Excerpt

In our city, the old city is still as it was. The smooth paving stones still invite your feet to slip, and your bicycle tires still catch in the grooves made by old donkey-pulled carts. The narrow stalls and shops in the market, the fresh pistachio nuts with their seductive green eyes, the piles of fabrics, tin kettles, dippers, coffee pots, beads of oiled olive wood, all these as always. Of our eight religions, each claims its own turf, but the dividing lines are indistinct. Four are singing religions, four are silent. The different groups of singers sing at different times of day except at daybreak and dusk, when they all sing together, each trying to drown out the others over loudspeakers.

Alane Salierno Mason

Alane Salierno Mason is a senior editor at W.W. Norton & Company and founding editor of the online magazine for international literature, Words without Borders.
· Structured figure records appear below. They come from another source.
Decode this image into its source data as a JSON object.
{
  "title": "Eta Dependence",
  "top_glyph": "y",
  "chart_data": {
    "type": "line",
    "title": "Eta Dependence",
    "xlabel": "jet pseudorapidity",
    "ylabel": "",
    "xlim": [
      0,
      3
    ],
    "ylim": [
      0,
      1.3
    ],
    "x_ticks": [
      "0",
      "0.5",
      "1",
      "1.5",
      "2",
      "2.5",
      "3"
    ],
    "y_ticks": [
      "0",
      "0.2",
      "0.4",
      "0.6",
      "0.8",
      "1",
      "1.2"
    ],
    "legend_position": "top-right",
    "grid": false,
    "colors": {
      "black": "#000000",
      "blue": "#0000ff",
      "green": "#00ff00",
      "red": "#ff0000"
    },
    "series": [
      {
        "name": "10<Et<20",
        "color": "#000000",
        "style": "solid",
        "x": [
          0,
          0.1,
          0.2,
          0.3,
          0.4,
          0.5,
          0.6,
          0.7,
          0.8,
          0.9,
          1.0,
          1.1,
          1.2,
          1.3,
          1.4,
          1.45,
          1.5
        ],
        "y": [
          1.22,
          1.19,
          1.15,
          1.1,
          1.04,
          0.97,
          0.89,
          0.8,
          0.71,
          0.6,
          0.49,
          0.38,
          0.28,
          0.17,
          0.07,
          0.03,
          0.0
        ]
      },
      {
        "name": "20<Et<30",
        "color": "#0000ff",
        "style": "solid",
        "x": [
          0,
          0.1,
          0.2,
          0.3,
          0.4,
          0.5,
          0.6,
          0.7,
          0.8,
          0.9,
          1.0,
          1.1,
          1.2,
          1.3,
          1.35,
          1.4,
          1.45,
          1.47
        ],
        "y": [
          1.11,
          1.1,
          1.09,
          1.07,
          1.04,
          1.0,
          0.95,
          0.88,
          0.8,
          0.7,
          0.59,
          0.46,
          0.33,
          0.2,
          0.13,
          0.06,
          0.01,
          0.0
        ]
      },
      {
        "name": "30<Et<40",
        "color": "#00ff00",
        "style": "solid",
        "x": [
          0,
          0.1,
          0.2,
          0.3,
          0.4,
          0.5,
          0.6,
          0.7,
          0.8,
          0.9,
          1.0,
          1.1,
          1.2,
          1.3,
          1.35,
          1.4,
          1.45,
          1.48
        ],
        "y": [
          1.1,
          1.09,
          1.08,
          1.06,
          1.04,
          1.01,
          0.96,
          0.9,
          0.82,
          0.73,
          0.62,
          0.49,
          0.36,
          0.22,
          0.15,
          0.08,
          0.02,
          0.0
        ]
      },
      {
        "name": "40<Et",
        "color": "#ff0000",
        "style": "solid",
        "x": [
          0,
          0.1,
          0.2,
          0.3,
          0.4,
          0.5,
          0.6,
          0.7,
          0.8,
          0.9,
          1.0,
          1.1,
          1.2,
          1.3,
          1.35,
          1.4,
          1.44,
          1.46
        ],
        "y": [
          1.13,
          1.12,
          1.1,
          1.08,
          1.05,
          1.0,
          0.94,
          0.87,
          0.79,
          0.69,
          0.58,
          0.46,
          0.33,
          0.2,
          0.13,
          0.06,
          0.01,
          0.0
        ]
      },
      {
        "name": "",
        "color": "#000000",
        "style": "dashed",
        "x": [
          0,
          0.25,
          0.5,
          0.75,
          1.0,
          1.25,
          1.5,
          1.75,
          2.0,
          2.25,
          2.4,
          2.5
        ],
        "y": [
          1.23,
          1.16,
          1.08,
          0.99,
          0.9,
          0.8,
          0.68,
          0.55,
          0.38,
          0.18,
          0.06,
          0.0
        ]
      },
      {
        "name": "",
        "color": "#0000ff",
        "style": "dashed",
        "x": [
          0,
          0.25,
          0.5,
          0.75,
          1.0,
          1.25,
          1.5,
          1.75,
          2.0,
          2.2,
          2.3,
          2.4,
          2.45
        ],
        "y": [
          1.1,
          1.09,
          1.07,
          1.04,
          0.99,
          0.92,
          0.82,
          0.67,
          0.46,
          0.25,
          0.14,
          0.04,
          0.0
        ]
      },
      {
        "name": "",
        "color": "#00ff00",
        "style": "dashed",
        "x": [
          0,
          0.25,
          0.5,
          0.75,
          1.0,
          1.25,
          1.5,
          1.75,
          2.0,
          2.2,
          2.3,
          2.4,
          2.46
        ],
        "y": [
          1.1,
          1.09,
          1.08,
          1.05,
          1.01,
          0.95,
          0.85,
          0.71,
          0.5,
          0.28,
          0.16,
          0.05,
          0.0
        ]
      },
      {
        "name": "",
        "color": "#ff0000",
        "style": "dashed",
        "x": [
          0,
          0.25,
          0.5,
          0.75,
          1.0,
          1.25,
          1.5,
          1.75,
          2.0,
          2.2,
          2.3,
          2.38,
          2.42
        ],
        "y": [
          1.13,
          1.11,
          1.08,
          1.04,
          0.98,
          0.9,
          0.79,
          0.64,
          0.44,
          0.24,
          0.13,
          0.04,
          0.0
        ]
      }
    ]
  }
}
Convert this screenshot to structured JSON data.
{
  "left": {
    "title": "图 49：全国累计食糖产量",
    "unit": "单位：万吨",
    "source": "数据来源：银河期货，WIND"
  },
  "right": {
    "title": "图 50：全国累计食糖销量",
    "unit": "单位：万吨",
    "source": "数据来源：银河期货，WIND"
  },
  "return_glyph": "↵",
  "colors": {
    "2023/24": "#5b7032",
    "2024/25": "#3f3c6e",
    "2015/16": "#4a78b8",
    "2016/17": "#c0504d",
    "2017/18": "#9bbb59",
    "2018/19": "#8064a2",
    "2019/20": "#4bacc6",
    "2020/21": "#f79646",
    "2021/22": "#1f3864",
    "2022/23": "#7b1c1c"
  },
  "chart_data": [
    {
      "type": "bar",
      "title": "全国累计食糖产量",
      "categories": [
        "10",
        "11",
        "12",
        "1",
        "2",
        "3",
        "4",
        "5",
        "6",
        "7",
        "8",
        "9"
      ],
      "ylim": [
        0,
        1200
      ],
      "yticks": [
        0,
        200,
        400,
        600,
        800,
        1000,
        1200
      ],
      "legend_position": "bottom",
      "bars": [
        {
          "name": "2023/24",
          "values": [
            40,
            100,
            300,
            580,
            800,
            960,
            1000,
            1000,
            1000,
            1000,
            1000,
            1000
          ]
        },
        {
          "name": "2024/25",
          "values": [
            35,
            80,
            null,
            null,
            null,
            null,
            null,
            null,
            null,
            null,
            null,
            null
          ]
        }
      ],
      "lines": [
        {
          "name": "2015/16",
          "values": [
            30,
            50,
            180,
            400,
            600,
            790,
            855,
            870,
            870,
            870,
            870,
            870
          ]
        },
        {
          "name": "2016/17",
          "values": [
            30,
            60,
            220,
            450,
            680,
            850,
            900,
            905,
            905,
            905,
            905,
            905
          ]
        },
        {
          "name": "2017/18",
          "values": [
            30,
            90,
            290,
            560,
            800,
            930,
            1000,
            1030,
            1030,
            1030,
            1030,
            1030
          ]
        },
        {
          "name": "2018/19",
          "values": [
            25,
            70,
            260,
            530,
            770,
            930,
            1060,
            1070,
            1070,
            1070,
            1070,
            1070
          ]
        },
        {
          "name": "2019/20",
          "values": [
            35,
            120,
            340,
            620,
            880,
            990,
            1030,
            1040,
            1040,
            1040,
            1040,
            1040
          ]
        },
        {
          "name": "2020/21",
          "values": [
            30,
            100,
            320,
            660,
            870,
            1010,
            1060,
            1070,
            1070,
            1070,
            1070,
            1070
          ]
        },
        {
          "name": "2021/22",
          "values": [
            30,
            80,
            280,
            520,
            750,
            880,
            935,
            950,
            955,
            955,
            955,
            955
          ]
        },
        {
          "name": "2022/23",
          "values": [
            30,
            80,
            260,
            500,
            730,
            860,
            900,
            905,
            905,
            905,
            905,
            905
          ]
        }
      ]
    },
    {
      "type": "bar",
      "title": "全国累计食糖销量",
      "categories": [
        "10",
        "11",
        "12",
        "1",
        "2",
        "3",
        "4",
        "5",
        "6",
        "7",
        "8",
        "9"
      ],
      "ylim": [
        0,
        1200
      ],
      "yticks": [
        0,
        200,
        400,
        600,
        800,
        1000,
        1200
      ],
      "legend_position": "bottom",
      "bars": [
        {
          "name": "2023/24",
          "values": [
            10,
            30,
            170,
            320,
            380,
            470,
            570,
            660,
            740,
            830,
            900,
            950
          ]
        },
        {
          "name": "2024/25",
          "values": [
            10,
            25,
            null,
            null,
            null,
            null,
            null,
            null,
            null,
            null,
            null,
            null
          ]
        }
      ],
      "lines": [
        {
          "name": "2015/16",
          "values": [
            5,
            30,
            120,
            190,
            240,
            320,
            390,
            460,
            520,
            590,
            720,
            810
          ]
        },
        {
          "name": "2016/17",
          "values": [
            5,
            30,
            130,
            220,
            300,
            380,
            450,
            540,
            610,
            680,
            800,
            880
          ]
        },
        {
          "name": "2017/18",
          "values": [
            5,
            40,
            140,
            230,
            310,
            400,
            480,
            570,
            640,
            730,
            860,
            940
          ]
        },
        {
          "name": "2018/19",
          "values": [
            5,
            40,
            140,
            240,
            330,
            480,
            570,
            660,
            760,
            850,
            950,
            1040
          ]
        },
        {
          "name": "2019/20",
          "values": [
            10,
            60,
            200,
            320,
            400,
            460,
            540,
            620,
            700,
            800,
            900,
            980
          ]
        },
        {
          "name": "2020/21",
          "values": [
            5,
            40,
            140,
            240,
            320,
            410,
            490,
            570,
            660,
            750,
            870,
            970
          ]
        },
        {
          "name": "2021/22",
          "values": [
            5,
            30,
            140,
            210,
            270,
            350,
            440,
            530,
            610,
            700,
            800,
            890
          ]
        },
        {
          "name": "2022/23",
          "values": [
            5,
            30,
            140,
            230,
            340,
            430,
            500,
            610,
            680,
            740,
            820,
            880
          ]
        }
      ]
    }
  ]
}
She has published nonfiction essays in various publications and anthologies, and is the translator of the New Directions Classic edition of Elio Vittorini’s Conversations in Sicily.

Q&A by Hannah Tinti

HT: Where did the idea for this story come from?
AS: I visited Jerusalem in 1993, Amman, Jordan in 1995, and Istanbul in 1997. The story emerged from the impression those places made on me.
HT: What was the most challenging aspect of writing this story?
AS: The challenging part was not really in writing the story, but in living it—that is, in navigating the internal, psychological conflict between the “old city” and the new, between traditional obligations and personal freedom.
HT: Were the singing and the silent religions in the story influenced at all by current events in the Middle East?
AS: The story was written in the late 1990s and was certainly influenced by the rising tide of fundamentalism at that time, in expected places like Jerusalem but also in secular states like Turkey and, of course, America.
HT: Why is architecture so important in “Old City”
AS: One is always aware of architecture when visiting foreign places and I was interested in how architecture in a place like Amman, Jordan, represented the country’s past and attitudes towards its past. Jordan is a young country and the territory it covers doesn’t have a deep past when it comes to cities—almost all the building is new. Yet even there—and much more so in Istanbul—there seemed to be a recent interest in historical preservation, whether for the sake of tourism, or a new aesthetic having something to do with the craving for authentic roots in a shape-shifting modern world, or merely a fashion imported by designers who’d traveled or studied in the West. As much as I love the preservationist aesthetic, I also recognize that there’s something artificial about it—ruin and decay and building over the old are much more in the natural order of things. My favorite buildings, as one might guess from the story, are syncretic—in which the new is added without destroying the old, as in so many of the churches in Sicily.
HT: This story seems to draw a line between architecture and literature. Was this intentional?
AS: Certainly not intentional, but probably in my own life I associate architecture with family tradition (my own family like the narrator’s was full of builders) and literature with individuality (since it’s something I’ve pursued out of my own inclination with no family precedents). Also, my tastes in architecture are probably much more conservative than my tastes in literature!
HT: Were you influenced by Italo Calvino when writing this? Or Jorge Luis Borges?
AS: I have read only a little of each, not enough to claim influence. My biggest influence was a contemporary writer I’ve worked with as an editor and hugely admire, Eric Darton, author of the novel “Free City.” The title of “Old City” was a playful and serious homage to “Free City”.
HT: How do you balance being a writer and an editor?
AS: Not very well. I don’t write much—I don’t really consider myself a writer in the way that I consider myself an editor. But as with “balancing” anything one cares about—one always hopes for a formula, and there isn’t one, so you muddle along.
HT: How long did it take you to complete this story?
AS: A first draft—not long at all. Maybe a couple of weekends. Then I worked on it off and on over the next 6 years.
HT: What is the best bit of advice about writing you have ever received?
AS: Probably the one I least follow: that the most important writing talent is the one for putting the butt in the desk chair.
HT: What are you working on now?
AS: Some great Norton books. Then, on the side: fundraising and other development for the online magazine for international literature, Words without Borders; a couple of book reviews for the Baltimore Sun (just reviewed Orhan Pamuk’s new book and am about to tackle Jose Saramago’s); revisions on a few other pieces that have been in gestation almost as long as “Old City.”